Delaware is one of only nine states with a closed primary system – in which only voters who are affiliated with a political party are allowed to vote in that party’s primary election. This Friday, May 27 is the deadline to choose or change party registration before the primary election.
Almost one-fourth of First State voters are not currently affiliated with either the Democratic or Republican Party. These voters will not be able to vote in the September 13 primary unless they choose to register with one of the two major parties before this Friday.
More than 170,000 Delawareans are currently registered with “no party” affiliation. Another 18,000+ voters are affiliated with minor political parties that will not have primaries.
Delaware is one of only three states with closed primaries that require voters to choose a party affiliation before the candidates’ deadline to file nomination papers. Delaware, Kentucky and New York all have party registration deadlines that occur before voters know who will be running in the primary elections.

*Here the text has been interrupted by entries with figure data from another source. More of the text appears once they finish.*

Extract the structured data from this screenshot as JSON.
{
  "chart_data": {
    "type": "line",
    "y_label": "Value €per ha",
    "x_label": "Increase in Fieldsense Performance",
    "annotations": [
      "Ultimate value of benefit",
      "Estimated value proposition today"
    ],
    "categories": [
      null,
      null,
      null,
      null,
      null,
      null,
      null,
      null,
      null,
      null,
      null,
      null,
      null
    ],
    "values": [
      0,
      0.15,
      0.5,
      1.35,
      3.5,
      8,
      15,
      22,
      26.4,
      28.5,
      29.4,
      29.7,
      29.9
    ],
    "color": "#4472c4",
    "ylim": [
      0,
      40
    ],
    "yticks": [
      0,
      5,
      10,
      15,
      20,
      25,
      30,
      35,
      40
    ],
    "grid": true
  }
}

Voters who wish to change their party affiliation can do so online at ivote.de.gov.
Statement of Common Cause Delaware Executive Director Claire Snyder-Hall
Our ‘government by the people’ is stronger and more representative when voters participate fully in the electoral process.
But between Delaware’s closed primary system and our extra-early deadline to choose a political party, almost one-quarter of First State voters could be locked out of our September primaries.
Summer hasn’t even started yet, so relatively few voters are likely to be thinking about this fall’s elections. Even so, First State voters should be aware of Friday’s deadline and be able to make an informed choice about whether they will participate in – or sit out – the September primary elections.
Whoever is elected in November needs to represent all of us – and that means all of us need to vote. But relatively few of us vote in primary elections.
All of the past five primary elections have had less than 25% voter turnout. The 2018 midterm primaries had less than 17.5% turnout. So a very small number of Delawareans decide who the candidates are, that the rest of us get to choose between in November.
That’s not how ‘government by the people’ is supposed to work.
We urge all First State voters who have not picked a party affiliation to do so, before Friday. And we urge all voters affiliated with the two major parties to make plans to vote in the primary on September 13.